After a steep economic recession in 2020, Mexico faces a slow recovery. Analysts forecast that GDP will recuperate slightly in 2021 but not rebound to 2018 levels until 2024. López Obrador has refused to ramp up spending during the pandemic, leading to enduring consequences for households and businesses alike. The pandemic impacted the vast majority of businesses, yet fewer than 10% received government aid. Many businesses have struggled to stay afloat, and one in five of Mexico’s small businesses already closed their doors for good. As of mid-February, Mexico had 800,000 fewer jobs than it did before the pandemic.
Due to political fallout over the economy, López Obrador may temporarily recalibrate on business issues. He stalled on a subcontracting ban, after receiving warnings that it would hamper investment. Yet, his administration’s posture on contracts, use of public consultations for policy decision making, and Mexico’s weak rule of law will continue to deter investors.
On Feb. 8, López Obrador resumed his duties after a two-week hiatus to recover from COVID-19. He has continued to downplay the pandemic, at a time when Mexico has the third-highest number of COVID-19 deaths in the world and his coronavirus czar just tested positive. His administration has focused efforts on its vaccination strategy, and Mexico was the first Latin American country to receive shipments. Yet, vaccine plans have delayed due to mishandling and a worldwide production shortage.
Mexico has struggled to secure sufficient vaccine doses. Last month, the Mexican foreign minister criticized wealthy countries for “hoarding” vaccinations before the UN Security Council. According to Bloomberg’s vaccine tracker, roughly 0.9% of the Mexican population has received one dose. In contrast, the Biden administration has ramped up vaccination efforts and 13 percent of the U.S. population has received the first shot.

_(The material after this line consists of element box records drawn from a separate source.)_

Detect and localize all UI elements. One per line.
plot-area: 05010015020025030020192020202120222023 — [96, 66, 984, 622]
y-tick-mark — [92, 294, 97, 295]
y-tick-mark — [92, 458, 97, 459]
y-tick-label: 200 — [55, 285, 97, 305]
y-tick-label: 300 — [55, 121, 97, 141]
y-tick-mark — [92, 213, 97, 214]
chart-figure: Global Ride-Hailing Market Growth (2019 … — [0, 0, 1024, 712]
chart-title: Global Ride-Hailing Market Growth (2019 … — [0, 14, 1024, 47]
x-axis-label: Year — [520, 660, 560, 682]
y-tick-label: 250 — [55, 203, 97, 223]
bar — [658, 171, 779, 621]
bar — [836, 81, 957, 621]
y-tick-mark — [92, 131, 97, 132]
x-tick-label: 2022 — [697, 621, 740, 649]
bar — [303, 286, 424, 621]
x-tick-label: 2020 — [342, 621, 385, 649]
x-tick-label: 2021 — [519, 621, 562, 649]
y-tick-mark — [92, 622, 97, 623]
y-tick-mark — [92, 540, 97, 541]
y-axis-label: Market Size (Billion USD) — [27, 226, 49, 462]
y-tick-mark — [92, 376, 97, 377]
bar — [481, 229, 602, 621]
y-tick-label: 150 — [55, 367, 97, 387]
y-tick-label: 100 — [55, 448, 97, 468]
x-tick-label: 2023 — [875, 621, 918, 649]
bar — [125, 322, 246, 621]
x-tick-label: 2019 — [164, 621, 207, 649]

In the U.S., President Biden has moved forward with his agenda. Last week, Democrats introduced a bill to Congress to overhaul the U.S. immigration system. The U.S. Citizenship Act of 2021 proposes an eight-year path to citizenship for an estimated 11 million undocumented immigrants, including 5 million Mexicans. It would also increase investment in infrastructure at ports of entry and funding for immigration judges. Attempts at immigration reform have failed over the past two decades, and it will be an uphill battle to get Republicans on board.
Antonio Garza is former U.S. ambassador to Mexico and former Cameron County judge.